# Remainder Theorem Problem

When the polynomial $p(x)$ is divided by $(x^2+3x+2)$ the remainder is $5x+1$. Find the remainder when $p(x)$ is divided by $(x+2)$.

I get that $(x+2)$ is a factor of $(x^2+3x+2)$ but I'm not sure how to use that fact to get the question's answer.

• The remainder when 10 is divided by 6 is 4. What is the remainder when 10 is divided by 2? By 3? (Hints: 2 and 3 are factors of 6.) – symplectomorphic Aug 19 '17 at 16:07
• – lab bhattacharjee Aug 19 '17 at 16:09
• More hints: if $x$ has remainder $r$ when divided by $z$, then $x=yz+r$. So if you divide $x$ by a factor of $z$... – symplectomorphic Aug 19 '17 at 16:09

Write $$p(x)= q(x)(x+1)(x+2)+5x+1$$ Put $x=-2$ and you get $p(-2) = -9$. So remainder when $p(x)$ is divided by $x+2$ is $-9$.

There is polynomial $q$, for which: $$p(x)=q(x)(x+1)(x+2)+5x+1=q(x)(x+1)(x+2)+5x+10-9,$$ which gives the answer: $$-9$$

Think of it this way:

$p(x)$ divided $x^2 + 3x + 2$ has remainder $5x+1$ means:

$$p(x) = q(x)(x^2 + 3x + 2) + 5x+1$$ where $q(x)$ is a polynomial.

But we have $x^2 + 3x + 2$ so

$$p(x) = q(x)(x+1)(x+2) + 5x + 1$$

$$= s(x)(x+2) + 5x+1$$

Where $s(x) = q(x)(x+1)$

So we just need the divide $5x + 1$ by $x+2$ to get $5x + 1 = t(x)(x+2) + r(x)$.

As $5x + 1 = 5(x+2) - 9$ we have

$$p(x) = q(x)(x+1)(x+2) + 5(x+2) - 9$$

$$= [q(x)(x+1) + 5](x+2) - 9$$.

And the remainder is $9$.

===

This is actually the exact same logic as it would be with numbers.
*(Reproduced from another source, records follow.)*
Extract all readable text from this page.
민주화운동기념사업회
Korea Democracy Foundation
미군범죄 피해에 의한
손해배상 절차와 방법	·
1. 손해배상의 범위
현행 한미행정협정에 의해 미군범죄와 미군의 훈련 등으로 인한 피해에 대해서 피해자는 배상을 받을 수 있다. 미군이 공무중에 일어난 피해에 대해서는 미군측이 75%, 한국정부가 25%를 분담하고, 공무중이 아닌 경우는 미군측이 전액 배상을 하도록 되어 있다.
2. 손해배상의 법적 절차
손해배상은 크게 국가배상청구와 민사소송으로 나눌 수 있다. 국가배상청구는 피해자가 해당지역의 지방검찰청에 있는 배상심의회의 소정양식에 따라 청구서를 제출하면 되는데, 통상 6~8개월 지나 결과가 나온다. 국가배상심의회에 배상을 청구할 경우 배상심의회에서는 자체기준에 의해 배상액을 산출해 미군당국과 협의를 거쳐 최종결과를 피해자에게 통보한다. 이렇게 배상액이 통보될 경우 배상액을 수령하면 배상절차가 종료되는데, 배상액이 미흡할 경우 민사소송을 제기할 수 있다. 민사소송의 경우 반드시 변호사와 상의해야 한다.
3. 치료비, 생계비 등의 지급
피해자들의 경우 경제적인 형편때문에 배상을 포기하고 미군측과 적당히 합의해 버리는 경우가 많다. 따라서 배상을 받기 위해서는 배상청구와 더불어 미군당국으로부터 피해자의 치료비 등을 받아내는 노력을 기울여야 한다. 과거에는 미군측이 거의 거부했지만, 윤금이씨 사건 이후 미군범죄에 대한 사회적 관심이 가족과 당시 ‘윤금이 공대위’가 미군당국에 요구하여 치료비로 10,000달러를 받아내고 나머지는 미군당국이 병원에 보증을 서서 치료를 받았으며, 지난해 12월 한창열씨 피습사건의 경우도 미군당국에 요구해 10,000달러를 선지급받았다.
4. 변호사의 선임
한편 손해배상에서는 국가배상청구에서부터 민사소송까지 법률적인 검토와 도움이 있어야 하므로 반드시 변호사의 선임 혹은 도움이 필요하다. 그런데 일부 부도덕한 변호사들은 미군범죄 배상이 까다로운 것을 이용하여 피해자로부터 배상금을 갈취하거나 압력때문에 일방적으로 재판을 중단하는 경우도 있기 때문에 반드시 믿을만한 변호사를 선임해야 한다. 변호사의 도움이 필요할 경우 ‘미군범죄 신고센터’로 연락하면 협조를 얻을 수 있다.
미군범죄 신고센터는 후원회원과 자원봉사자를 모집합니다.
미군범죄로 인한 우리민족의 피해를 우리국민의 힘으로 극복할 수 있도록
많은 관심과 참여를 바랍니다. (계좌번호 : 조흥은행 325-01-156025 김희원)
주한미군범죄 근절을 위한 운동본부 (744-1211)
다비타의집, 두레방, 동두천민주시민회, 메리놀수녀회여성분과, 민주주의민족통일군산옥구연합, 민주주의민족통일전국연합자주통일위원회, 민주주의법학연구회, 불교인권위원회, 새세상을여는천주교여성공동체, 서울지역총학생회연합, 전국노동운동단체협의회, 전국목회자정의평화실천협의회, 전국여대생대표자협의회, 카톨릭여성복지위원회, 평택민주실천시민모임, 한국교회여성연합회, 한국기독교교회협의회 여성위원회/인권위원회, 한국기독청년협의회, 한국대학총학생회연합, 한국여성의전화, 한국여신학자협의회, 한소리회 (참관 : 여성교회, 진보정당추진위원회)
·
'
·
If $M$ divided by $36$ has remainder $17$, then what is the remainder of $M$ divided by $12$.

As $12$ divides $36$ we know that $12$ will divide "just as evenly" as $36$ and the remainder will be the same $17$ but further divided by $12$ to have remainder: $5$.
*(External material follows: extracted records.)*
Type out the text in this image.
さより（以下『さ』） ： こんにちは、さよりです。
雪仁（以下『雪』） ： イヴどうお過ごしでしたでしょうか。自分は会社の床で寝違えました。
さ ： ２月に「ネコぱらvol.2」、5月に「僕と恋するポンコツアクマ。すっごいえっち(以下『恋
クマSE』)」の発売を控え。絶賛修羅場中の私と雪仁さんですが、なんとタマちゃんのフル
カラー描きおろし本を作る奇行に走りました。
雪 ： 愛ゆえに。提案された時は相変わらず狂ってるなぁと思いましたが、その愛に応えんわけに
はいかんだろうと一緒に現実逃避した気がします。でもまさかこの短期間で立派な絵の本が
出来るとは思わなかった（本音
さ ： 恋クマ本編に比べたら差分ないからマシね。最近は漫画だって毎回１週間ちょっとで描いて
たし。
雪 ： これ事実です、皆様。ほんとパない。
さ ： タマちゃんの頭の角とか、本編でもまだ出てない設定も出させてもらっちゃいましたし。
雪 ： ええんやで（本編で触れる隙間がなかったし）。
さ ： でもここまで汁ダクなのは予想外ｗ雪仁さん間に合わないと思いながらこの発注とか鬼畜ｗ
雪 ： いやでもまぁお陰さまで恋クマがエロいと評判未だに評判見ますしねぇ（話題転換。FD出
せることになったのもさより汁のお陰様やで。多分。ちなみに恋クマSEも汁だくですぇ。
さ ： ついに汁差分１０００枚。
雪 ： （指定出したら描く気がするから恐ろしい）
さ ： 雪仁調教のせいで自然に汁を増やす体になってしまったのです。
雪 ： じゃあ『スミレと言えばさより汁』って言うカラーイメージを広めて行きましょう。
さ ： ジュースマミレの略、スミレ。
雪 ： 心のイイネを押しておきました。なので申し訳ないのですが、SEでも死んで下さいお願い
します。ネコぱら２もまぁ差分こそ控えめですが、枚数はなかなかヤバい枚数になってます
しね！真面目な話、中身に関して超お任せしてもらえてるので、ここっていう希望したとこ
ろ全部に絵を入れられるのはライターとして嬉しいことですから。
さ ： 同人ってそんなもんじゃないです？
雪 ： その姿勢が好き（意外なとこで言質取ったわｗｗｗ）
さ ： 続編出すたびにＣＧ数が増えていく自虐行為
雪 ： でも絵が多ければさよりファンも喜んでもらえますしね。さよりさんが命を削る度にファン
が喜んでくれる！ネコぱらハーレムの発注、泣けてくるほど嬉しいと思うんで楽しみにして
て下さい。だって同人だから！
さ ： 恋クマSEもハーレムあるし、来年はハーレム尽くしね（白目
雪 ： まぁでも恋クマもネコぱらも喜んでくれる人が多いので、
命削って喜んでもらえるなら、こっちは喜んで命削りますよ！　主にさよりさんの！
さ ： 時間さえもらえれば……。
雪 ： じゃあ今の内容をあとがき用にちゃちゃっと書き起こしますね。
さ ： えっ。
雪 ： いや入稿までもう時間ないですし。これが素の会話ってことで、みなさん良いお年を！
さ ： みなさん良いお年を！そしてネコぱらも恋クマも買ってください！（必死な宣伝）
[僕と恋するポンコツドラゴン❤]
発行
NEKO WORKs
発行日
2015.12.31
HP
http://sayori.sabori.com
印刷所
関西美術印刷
Formally: $$M = k*36 + 17$$

$$= (3k)*12 + (12 + 5)$$

$$= (3k+1)*12 + 5$$.

The remainder is $5$ because the remainder of $17$ is $5$.

It's no different with polynomials.

There remainder is $-9$ because the remainder of $5x + 1$ is $-9$.

\ \ \begin{align}p\ &\equiv\,\ 5\,\ x\,\ +\ 1\!\!\pmod{\!(x + 2)f}\quad\ \ [\,f = x + 1\rm \ \ in\ OP\,]\\ \Rightarrow\ \ p\ &\equiv\,\ 5\ \,\color{#c00}x\,\ +\ 1\!\!\pmod{\color{#0a0}{x+2}}\\ &\equiv\, 5(\color{#C00}{-2})\!+ 1\quad {\rm by}\quad\, \ \color{#0a0}{x + 2}\equiv 0\,\Rightarrow\, \color{#c00}{x\equiv -2} \end{align}

Remark  Sometimes authors write such congruences as $\!\!\pmod{\color{#c00}{x\equiv -2}}\,$ to make such evaluations clearer. The 2nd line uses the fact that congruences always persist mod factors of the modulus by $$\,p\equiv q\!\!\pmod{\!mn}\,\Rightarrow\, \underbrace{m\mid mn\mid p-q\,\Rightarrow\, m\mid p-q}_{\large\text{\it{transitivity} of divisibility}}\,\Rightarrow\,p\equiv q\!\!\pmod{\!m}$$